Davies Ward Phillips & Vineberg LLP
- Headquarters: Toronto
- No. of offices: 3
- No. of lawyers: 242
- Major practice areas: General practice (business law)
- Date founded: 1895 (Phillips & Vineberg); 1961 (Davies Ward & Beck); 2001 (Davies Ward Phillips & Vineberg)
- Company type: Limited liability partnership
- Website: www.dwpv.com

= Davies Ward Phillips & Vineberg =

Law firm of Canada

Davies Ward Phillips & Vineberg LLP is one of Canada's "Seven Sisters" law firms with offices in Toronto, Montréal and New York City. The firm is focused on business law and acts on a wide range of commercial and financial matters on behalf of its Canadian, United States and international clients.

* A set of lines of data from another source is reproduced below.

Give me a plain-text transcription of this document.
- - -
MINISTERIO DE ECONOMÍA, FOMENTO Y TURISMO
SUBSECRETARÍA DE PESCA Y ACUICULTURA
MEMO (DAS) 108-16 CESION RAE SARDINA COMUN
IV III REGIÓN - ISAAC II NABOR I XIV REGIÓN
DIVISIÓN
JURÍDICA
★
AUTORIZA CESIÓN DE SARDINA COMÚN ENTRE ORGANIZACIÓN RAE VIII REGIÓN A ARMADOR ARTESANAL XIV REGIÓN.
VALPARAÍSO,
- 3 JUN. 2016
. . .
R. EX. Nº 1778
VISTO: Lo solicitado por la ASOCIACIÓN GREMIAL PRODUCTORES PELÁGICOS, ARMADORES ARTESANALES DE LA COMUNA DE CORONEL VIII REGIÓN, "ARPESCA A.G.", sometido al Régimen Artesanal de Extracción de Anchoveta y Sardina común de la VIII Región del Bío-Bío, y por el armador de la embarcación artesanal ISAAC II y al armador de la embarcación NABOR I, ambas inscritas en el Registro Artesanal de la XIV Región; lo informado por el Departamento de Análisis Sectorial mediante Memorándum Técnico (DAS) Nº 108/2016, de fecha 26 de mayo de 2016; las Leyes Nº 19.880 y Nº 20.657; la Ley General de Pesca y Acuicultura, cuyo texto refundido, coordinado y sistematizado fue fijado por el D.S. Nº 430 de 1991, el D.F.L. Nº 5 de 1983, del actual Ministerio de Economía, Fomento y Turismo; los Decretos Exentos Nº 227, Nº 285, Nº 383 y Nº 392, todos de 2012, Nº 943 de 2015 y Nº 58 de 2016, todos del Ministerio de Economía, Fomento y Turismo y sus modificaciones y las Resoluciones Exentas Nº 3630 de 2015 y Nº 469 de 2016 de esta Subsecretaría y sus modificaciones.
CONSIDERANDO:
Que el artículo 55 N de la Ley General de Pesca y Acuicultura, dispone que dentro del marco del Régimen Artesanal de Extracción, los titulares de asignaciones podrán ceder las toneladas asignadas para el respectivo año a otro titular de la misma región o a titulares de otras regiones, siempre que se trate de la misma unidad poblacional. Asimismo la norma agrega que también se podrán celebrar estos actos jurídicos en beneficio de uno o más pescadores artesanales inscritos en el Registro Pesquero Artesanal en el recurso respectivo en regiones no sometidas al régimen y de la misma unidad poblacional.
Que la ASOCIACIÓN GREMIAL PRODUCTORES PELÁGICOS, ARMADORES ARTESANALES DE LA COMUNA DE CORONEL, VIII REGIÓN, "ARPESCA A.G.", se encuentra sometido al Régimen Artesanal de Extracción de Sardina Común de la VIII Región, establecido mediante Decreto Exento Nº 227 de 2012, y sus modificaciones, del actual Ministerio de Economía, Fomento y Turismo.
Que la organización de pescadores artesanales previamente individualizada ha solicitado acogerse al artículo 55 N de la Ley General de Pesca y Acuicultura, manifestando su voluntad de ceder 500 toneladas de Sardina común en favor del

Commonly referred to as "Davies", the firm works for a wide range of public and private companies, as well as governments, regulatory bodies and international agencies.

==History==
The firm was formed on February 1, 2001, through the merger of two companies: Davies Ward & Beck, founded in 1961, and Phillips & Vineberg, founded in 1895.

==Recognition==
The 2019 Lexpert/American Lawyer Guide to the Leading 500 Lawyers in Canada ranks Davies as a leading Canadian firm in corporate transactions.

The Practical Law Company lists Davies as a "Leading" corporate/M&A firm and lists a large number of individual lawyers at Davies as "Endorsed".

== Notable Lawyers ==

- Lucien Bouchard (Partner from 2001 onwards), 27th Premier of Quebec from 1996 to 2001.
- Melanie Joly, Minister of Industry and Minister responsible for the Economic Development Agency of Canada for the Regions of Quebec.
- Nigel S. Wright (Partner from 1990–1997) Chief of Staff to Prime Minister Stephen Harper.
- David Ward (Founding Partner from 1961–2010), Notable Tax Lawyer.
- Adam Fanaki (Senior Partner from 2009–2020), Competition Lawyer and Namesake of the Adam F. Fanaki Competition Law Moot.